The NHS Shared Planning Guidance, which is normally published in December, indicates that money will be allocated to Sustainability and Transformation Plan areas. These do not always align with the LDRs, which were set up earlier.
But the move is in line with the general direction of travel in the guidance, which places a big emphasis on the STPs as the vehicle for delivering the Five Year Forward View plan to close a £30 billion funding gap across the NHS by 2020-21.

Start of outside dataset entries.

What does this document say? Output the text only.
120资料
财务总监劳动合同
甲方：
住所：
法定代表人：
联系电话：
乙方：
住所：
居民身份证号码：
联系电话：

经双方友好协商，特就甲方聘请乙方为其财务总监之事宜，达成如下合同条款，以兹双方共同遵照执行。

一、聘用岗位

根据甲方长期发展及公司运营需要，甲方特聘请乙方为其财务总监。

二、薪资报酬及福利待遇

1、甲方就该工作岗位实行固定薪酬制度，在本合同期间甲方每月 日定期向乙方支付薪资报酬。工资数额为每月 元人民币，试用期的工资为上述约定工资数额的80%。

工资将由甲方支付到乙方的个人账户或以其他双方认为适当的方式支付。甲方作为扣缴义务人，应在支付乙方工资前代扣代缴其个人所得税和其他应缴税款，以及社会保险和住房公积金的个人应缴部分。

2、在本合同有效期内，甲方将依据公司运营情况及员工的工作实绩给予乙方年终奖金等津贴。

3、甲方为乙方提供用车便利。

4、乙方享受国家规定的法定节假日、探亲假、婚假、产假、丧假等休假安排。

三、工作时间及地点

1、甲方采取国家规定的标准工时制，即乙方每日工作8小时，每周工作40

The guidance says each STP will be “a route map for how the local NHS and its partners make a reality of the Five Year Forward View, and the spending review envelope [the money allocated to the NHS by the Treasury].
“STPs are more than just plans. They represent a different way of working, with partnership behaviours becoming the new norm. That’s why, although STPs are relatively new, we see them as having a significant role in the NHS.”
The guidance reiterates the main themes of the Forward View, that the gap between funding and demand will only be closed by a new focus on prevention and on new models of working. It stresses that these new ways of working must be “collaborative” rather than adversarial.
However, it says plans must take account of the financial ‘reset’ announced earlier this autumn, which imposed ‘control targets’ on many trusts, and put into special measures some organisations that had not signed up or were unlikely to meet them.
“To ensure that organisational boundaries and perverse financial incentives do not get in the way of transformation, from April 2017 each STP… will have a financial control total that is also the summation of the individual organisational control totals,” it adds.
“All organisations will be held accountable for delivering both their individual control total and the overall system control total” – although some flexibility may be allowed, if agreed by both NHS England and NHS Improvement (formerly Monitor).
The guidance hints at further changes to the organisation of IT at a national level. It says the £4.2 billion that health secretary Jeremy Hunt said would be spent on NHS IT over the course of this Parliament, and which it describes as “additional transformation for technology programmes” will be spent via a new approvals process involving the Department of Health, NHS England, and NHS Digital.
Also, that plans will be delivered by the National Information Board and a new Digital Delivery Board, that looks set to be an important player in confirming national and local plans.
For trusts and commissioners, the guidance says there will be two year contracts, tariffs and CQUINs to support longer-term planning.
The revision to the NHS standard contract will have implications for NHS IT, since it includes mandatory use of the new e-Referral system from April 2017 and mandatory data-sharing agreements for urgent and emergency care providers by the same date.
The contract will also require the NHS to comply with the new data security standards in the Caldicott 3 report by April next year, transmit discharge letters electronically, using structured messages and standardised clinical headings, from 1 October 2018, and implement “new interoperability requirements for clinical IT systems” from January 2019.
The guidance does not give any information on what the latter will be. Further IT implications from the guidance include “the daily submission of electronic SUS data from April 2018”, alongside a faster turn around of data from NHS Digital to trusts.
Launching the guidance, Jim Mackey, the chief executive of NHS Improvement said: “The NHS has a real challenge on its hands, but the action we are taking today will help the service pull together to make sure it meets the needs of patients well into the future.”